Cisco posts kit to empty houses to dodge NSA chop shops - boynamedsue
http://www.theregister.co.uk/2015/03/18/want_to_dodge_nsa_supply_chain_taps_ask_cisco_for_a_dead_drop/?mt=1426694168077

======
winslow
If they really wanted to dodge the NSA they wouldn't have released a press
release about this let alone tell everyone about it.
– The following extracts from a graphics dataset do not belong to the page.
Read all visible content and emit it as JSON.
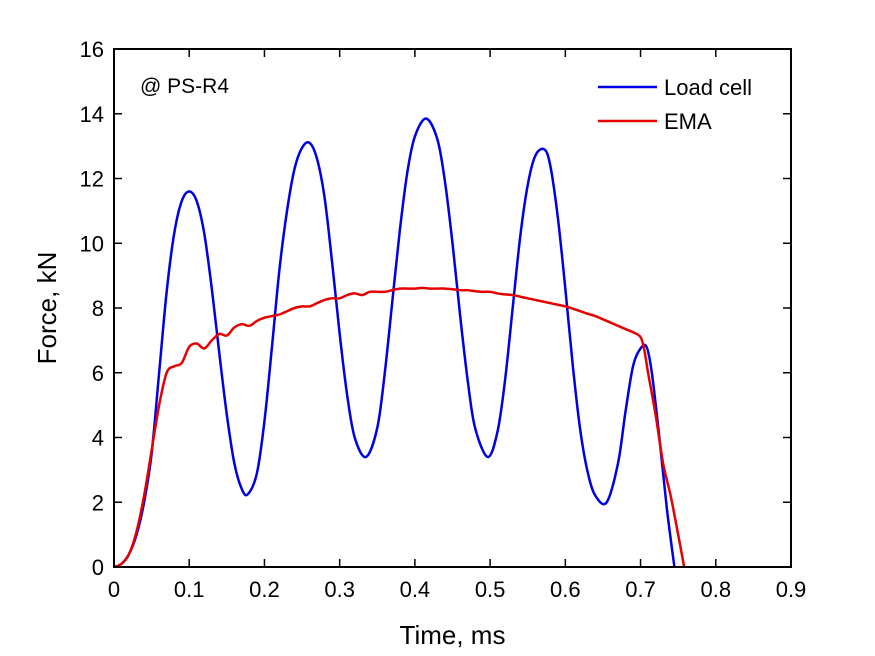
{
  "chart_data": {
    "type": "line",
    "annotation": "@ PS-R4",
    "xlabel": "Time, ms",
    "ylabel": "Force, kN",
    "xlim": [
      0,
      0.9
    ],
    "ylim": [
      0,
      16
    ],
    "xticks": [
      0,
      0.1,
      0.2,
      0.3,
      0.4,
      0.5,
      0.6,
      0.7,
      0.8,
      0.9
    ],
    "yticks": [
      0,
      2,
      4,
      6,
      8,
      10,
      12,
      14,
      16
    ],
    "grid": false,
    "legend_position": "top-right",
    "series": [
      {
        "name": "Load cell",
        "color": "#0000e6",
        "x": [
          0,
          0.01,
          0.02,
          0.03,
          0.04,
          0.05,
          0.06,
          0.07,
          0.08,
          0.09,
          0.1,
          0.11,
          0.12,
          0.13,
          0.14,
          0.15,
          0.16,
          0.17,
          0.178,
          0.19,
          0.2,
          0.21,
          0.22,
          0.23,
          0.24,
          0.25,
          0.26,
          0.27,
          0.28,
          0.29,
          0.3,
          0.31,
          0.32,
          0.335,
          0.35,
          0.36,
          0.37,
          0.38,
          0.39,
          0.4,
          0.415,
          0.43,
          0.44,
          0.45,
          0.46,
          0.47,
          0.48,
          0.497,
          0.51,
          0.52,
          0.53,
          0.54,
          0.55,
          0.56,
          0.572,
          0.58,
          0.59,
          0.6,
          0.61,
          0.62,
          0.63,
          0.64,
          0.655,
          0.67,
          0.68,
          0.69,
          0.7,
          0.708,
          0.715,
          0.725,
          0.735,
          0.745
        ],
        "y": [
          0,
          0.1,
          0.4,
          1.0,
          2.0,
          3.5,
          6.0,
          8.5,
          10.3,
          11.3,
          11.6,
          11.3,
          10.3,
          8.6,
          6.6,
          4.7,
          3.2,
          2.4,
          2.25,
          2.9,
          4.5,
          6.8,
          9.2,
          11.0,
          12.3,
          12.95,
          13.1,
          12.6,
          11.4,
          9.4,
          7.2,
          5.3,
          4.0,
          3.4,
          4.3,
          6.0,
          8.2,
          10.4,
          12.2,
          13.3,
          13.85,
          13.2,
          11.9,
          10.0,
          7.8,
          5.8,
          4.3,
          3.4,
          4.2,
          5.8,
          8.0,
          10.2,
          11.8,
          12.7,
          12.9,
          12.4,
          10.8,
          8.6,
          6.2,
          4.2,
          2.9,
          2.2,
          2.0,
          3.2,
          4.8,
          6.2,
          6.75,
          6.8,
          6.0,
          4.0,
          1.8,
          0
        ]
      },
      {
        "name": "EMA",
        "color": "#e60000",
        "x": [
          0,
          0.01,
          0.02,
          0.03,
          0.04,
          0.05,
          0.06,
          0.07,
          0.08,
          0.09,
          0.1,
          0.11,
          0.12,
          0.13,
          0.14,
          0.15,
          0.16,
          0.17,
          0.18,
          0.19,
          0.2,
          0.21,
          0.22,
          0.23,
          0.24,
          0.25,
          0.26,
          0.27,
          0.28,
          0.29,
          0.3,
          0.31,
          0.32,
          0.33,
          0.34,
          0.35,
          0.36,
          0.37,
          0.38,
          0.39,
          0.4,
          0.41,
          0.42,
          0.43,
          0.44,
          0.45,
          0.46,
          0.47,
          0.48,
          0.49,
          0.5,
          0.51,
          0.52,
          0.53,
          0.54,
          0.55,
          0.56,
          0.57,
          0.58,
          0.59,
          0.6,
          0.61,
          0.62,
          0.63,
          0.64,
          0.65,
          0.66,
          0.67,
          0.68,
          0.69,
          0.7,
          0.705,
          0.71,
          0.72,
          0.73,
          0.74,
          0.75,
          0.758
        ],
        "y": [
          0,
          0.1,
          0.4,
          1.1,
          2.2,
          3.6,
          5.0,
          6.0,
          6.2,
          6.3,
          6.8,
          6.9,
          6.75,
          7.0,
          7.2,
          7.15,
          7.4,
          7.5,
          7.45,
          7.6,
          7.7,
          7.75,
          7.8,
          7.9,
          8.0,
          8.05,
          8.05,
          8.15,
          8.25,
          8.3,
          8.3,
          8.4,
          8.45,
          8.4,
          8.5,
          8.5,
          8.5,
          8.55,
          8.6,
          8.6,
          8.6,
          8.62,
          8.6,
          8.6,
          8.6,
          8.58,
          8.55,
          8.55,
          8.52,
          8.5,
          8.5,
          8.45,
          8.42,
          8.4,
          8.35,
          8.3,
          8.25,
          8.2,
          8.15,
          8.1,
          8.05,
          7.98,
          7.9,
          7.82,
          7.75,
          7.65,
          7.55,
          7.45,
          7.35,
          7.25,
          7.1,
          6.7,
          6.0,
          4.7,
          3.2,
          2.2,
          1.0,
          0
        ]
      }
    ]
  }
}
Sounds like a stupid PR
stunt to me.

------
raesene9
I'm sure that Cisco doesn't really think this would stop a targeted attack (as
others have said, they've doubtless got insiders who can point these things
out), but then they've got to try and do something to reduce the inevitable
consequence of the Snowden Disclosures, which is that any organisation who has
reasons to not want "Five Eyes" agencies to have easy access to their systems
will have a strong incentive not to use hardware and software which could be
intercepted and backdoored in this way...

------
secfirstmd
Oh come on...So i'm guessing we are to assume the NSA doesn't have an insider
electronic or human threat who can find out where these "empty house" packages
are being sent and intercept that way?

How much money does the USG pay to Cisco per year? The fake shock of so many
US companies who have been collaborating with the NSA for years is grating.

------
breakingcups
This reads like an Onion article.

If they're that concerned, they should deliver them themselves using their own
personnel. And wait until that process gets compromised..

------
ris
Translation: Cisco have now just completely gotten in bed with the NSA and the
kit is backdoored before it even leaves the factory. There is no way the NSA
would stand for someone as big and "establishment" as Cisco to get away with
this sort of raspberry and Cisco desperately need _some_ positive coverage to
try and earn their trust back.